That's not surprising at all.
You HAVE to do simulation for multiple reasons, no matter how much real world data you have.
Three examples:
1) Incredibly rare situations. The couple and dog jogging on the highway example they showed. Or the Elk crossing the road. You're simply not going to gather a significant amount of real life examples even with millions of cars in the fleet.
2) Counter-factual testing. You have a real world case where three different parties (one of them being the Tesla) did A, B, and C respectively and you know what happened. But what would the system do if they'd done A, X, and Y instead? Or done A, Q, and R? Or A, B, and W? With simulation you can start 100 runs from the same, real-world, start making slight changes each run and see what happens.
3) Accidents. You will get SOME accident data from the fleet of course... but as the rate of accidents of Teslas is pretty low in general, you won't get a ton of it... and you can stack this with item 2... For example "Ok, the car fails to avoid this real world accident in these specific road, traffic, and weather conditions... what if we run the same situation but in clear visibility? What if we run it with the car going 10 mph slower? What if we run it at a different time of day for lighting difference? etc...
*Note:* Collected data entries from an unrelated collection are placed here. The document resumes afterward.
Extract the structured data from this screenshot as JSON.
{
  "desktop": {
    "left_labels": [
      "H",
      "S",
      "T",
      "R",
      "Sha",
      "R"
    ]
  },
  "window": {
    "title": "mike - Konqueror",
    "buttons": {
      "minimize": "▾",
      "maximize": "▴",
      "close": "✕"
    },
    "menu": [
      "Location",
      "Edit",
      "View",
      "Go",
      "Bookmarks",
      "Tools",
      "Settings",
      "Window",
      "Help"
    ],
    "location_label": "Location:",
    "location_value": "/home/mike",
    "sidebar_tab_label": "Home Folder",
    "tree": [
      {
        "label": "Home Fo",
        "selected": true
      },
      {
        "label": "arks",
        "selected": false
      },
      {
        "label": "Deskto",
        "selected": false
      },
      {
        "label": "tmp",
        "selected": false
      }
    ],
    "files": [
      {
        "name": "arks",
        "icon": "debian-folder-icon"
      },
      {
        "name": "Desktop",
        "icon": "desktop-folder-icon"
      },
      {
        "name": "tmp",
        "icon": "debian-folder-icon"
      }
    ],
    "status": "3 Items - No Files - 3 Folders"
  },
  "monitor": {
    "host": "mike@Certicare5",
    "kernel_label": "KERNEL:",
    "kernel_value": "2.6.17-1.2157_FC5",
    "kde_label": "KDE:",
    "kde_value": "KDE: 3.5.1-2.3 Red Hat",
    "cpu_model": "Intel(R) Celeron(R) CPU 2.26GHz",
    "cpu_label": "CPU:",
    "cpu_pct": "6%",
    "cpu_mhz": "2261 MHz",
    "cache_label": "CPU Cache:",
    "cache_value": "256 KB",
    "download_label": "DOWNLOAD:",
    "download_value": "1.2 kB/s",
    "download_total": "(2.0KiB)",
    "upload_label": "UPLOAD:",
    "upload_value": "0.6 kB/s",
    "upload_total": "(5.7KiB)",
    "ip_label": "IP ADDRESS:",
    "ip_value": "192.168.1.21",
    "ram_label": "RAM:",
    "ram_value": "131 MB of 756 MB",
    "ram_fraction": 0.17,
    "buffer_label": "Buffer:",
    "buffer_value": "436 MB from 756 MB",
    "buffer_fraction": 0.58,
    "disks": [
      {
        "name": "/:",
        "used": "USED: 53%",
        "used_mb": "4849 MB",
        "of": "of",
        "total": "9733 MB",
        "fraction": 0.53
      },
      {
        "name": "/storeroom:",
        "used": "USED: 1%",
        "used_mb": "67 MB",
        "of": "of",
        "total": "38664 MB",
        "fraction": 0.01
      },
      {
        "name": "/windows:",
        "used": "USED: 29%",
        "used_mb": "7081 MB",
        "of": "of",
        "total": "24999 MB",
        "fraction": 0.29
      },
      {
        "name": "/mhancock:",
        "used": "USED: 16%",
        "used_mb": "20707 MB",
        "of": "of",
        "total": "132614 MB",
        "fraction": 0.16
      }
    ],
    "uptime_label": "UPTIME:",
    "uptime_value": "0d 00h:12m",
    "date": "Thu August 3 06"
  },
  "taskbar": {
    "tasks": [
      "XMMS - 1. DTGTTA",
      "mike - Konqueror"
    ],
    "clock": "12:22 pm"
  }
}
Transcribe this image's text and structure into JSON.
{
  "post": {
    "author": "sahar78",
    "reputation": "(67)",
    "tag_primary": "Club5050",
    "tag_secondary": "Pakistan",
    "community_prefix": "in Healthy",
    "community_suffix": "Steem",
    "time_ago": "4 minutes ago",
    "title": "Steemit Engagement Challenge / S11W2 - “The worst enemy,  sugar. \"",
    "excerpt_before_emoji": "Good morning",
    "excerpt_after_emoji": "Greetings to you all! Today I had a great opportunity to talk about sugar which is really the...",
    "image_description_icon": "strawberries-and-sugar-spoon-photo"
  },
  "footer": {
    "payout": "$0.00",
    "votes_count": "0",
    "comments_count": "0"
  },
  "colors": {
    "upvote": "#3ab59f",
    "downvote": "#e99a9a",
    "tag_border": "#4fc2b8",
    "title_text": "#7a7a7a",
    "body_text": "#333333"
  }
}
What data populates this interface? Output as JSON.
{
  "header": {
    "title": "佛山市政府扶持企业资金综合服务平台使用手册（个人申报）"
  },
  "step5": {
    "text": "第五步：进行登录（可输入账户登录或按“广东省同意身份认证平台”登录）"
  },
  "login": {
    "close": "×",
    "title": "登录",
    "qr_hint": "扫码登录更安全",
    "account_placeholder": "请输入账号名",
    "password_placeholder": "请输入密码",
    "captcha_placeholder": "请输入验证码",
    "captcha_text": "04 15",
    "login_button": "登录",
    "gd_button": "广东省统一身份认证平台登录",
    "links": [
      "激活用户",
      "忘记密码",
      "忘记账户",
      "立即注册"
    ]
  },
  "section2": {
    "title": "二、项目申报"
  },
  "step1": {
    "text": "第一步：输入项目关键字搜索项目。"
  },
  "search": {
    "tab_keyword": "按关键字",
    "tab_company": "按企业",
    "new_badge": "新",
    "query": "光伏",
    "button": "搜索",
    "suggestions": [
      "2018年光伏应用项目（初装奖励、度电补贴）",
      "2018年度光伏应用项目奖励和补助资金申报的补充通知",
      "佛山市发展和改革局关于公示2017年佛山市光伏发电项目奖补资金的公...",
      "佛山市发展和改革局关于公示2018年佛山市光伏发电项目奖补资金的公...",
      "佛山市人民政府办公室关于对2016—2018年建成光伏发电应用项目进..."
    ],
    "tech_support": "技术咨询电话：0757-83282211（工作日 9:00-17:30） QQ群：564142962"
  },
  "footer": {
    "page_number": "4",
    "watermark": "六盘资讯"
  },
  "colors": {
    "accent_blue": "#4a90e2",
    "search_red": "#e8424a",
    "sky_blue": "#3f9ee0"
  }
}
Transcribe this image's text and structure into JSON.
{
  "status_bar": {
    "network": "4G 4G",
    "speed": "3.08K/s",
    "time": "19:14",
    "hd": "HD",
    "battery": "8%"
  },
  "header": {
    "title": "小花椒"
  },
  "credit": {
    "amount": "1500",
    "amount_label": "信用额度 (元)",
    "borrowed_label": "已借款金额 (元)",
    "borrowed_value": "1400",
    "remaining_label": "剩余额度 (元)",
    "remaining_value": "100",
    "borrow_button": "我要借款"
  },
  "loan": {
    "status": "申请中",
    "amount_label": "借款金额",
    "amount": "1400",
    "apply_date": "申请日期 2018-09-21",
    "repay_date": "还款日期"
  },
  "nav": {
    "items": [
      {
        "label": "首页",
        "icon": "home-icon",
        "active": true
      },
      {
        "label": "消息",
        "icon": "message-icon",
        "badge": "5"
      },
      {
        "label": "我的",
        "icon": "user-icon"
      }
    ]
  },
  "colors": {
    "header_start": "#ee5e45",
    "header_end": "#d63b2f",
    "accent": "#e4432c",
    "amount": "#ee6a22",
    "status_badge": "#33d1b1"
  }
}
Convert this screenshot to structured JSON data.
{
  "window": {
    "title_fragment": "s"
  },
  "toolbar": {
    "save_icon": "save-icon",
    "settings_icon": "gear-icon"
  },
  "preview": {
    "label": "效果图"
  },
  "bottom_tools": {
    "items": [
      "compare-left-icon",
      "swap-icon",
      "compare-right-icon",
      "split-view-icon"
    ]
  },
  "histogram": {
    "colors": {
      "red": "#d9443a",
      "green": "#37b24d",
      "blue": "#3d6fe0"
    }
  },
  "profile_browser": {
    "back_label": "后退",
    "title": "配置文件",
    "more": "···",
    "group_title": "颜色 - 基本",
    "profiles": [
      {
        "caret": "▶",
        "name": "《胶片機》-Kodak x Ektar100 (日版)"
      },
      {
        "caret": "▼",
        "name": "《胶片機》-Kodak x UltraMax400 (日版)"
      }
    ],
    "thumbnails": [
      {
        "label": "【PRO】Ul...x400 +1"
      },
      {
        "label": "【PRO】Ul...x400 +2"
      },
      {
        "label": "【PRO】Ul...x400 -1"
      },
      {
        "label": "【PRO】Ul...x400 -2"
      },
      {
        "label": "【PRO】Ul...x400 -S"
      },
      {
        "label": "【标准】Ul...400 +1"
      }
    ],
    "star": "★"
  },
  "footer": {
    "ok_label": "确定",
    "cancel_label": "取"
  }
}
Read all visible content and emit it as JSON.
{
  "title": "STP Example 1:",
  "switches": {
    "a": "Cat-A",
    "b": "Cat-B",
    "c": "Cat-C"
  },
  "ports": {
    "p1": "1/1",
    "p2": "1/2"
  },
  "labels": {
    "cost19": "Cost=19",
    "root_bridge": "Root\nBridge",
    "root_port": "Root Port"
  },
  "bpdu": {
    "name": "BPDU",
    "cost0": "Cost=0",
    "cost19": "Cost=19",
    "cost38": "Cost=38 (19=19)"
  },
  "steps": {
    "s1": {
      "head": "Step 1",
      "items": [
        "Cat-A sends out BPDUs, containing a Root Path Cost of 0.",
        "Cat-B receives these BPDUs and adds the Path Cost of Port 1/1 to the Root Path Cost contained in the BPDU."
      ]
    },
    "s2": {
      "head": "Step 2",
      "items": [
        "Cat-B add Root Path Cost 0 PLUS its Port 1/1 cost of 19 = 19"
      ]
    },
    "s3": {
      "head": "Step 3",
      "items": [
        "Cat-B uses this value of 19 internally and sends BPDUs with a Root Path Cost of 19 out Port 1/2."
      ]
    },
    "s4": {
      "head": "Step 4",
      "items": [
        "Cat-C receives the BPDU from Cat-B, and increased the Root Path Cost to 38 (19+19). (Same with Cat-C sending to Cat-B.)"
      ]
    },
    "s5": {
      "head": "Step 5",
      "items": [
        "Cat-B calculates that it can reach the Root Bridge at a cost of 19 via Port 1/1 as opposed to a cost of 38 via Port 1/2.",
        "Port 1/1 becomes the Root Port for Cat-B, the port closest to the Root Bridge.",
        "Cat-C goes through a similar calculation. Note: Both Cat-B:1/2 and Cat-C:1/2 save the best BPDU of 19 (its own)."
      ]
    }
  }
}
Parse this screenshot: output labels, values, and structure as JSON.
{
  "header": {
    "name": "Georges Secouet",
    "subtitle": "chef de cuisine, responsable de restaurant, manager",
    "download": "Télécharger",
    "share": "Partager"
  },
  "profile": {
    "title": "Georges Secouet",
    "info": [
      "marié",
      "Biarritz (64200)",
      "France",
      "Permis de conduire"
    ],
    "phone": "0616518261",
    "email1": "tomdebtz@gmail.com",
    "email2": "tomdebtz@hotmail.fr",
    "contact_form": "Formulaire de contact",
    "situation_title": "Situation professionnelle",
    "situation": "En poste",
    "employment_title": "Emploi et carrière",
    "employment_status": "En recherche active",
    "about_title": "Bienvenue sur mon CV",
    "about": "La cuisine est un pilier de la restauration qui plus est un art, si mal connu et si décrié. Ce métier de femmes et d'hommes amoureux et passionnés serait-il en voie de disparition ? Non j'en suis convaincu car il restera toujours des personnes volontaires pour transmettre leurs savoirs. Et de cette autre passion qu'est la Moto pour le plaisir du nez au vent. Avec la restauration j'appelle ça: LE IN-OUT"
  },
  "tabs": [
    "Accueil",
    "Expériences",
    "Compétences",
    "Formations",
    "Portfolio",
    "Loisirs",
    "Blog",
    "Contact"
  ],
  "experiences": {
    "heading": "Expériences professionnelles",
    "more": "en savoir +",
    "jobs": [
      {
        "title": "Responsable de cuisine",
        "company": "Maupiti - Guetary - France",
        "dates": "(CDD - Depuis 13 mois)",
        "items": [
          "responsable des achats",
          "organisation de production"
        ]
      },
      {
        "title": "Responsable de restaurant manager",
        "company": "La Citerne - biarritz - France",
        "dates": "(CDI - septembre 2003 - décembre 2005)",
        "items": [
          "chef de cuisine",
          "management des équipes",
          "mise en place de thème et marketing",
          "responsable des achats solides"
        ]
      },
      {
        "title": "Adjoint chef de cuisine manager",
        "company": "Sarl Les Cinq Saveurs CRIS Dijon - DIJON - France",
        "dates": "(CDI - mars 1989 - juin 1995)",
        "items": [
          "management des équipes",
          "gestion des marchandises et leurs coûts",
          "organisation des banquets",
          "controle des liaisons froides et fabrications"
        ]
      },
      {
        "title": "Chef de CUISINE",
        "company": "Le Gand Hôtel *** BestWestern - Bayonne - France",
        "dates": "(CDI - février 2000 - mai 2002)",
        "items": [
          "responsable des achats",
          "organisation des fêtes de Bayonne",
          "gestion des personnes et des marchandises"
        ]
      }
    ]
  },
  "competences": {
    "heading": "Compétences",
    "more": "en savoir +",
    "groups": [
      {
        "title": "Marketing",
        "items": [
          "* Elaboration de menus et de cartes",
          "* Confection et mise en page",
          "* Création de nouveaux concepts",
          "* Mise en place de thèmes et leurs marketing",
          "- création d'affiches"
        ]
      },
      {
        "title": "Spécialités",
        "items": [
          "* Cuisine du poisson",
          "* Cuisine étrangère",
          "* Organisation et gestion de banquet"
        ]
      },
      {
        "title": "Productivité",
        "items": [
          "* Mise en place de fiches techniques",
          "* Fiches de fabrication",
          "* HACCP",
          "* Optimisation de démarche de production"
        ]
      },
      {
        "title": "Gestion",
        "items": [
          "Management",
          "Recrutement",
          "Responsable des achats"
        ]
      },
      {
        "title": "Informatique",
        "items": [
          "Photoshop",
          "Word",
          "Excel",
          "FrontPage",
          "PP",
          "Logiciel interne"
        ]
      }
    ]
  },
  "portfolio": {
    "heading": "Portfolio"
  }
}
Those are SOFTWARE problems- not hardware. And have improved
a lot since the original iPad implementation.
House-scanning app Canvas works with lidar on the iPhone 12 Pro, but also scans without it. The difference is accuracy.
www.cnet.com
This specifically mentions iOS 14 on the new phones has much better results than the original ipad release.
Nope. See again the link.--
5x margin of error with the image based solution vs the LIDAR one.
Specifically it mentions the old iPad version you appear to have experience with only had 574 depth points per frame available.... but the new iOS 14 features allow for depth maps with up to 49,152 depth points.... over an 85x increase.
Again I'm not saying they're going to use it- I'm saying that there's a lot of reasons it makes no sense to use it on the car, but several where it might make sense to use it for a humaniform robot you want to take precise human actions, especially since you'd need far fewer sensors, and a much cheaper one at that.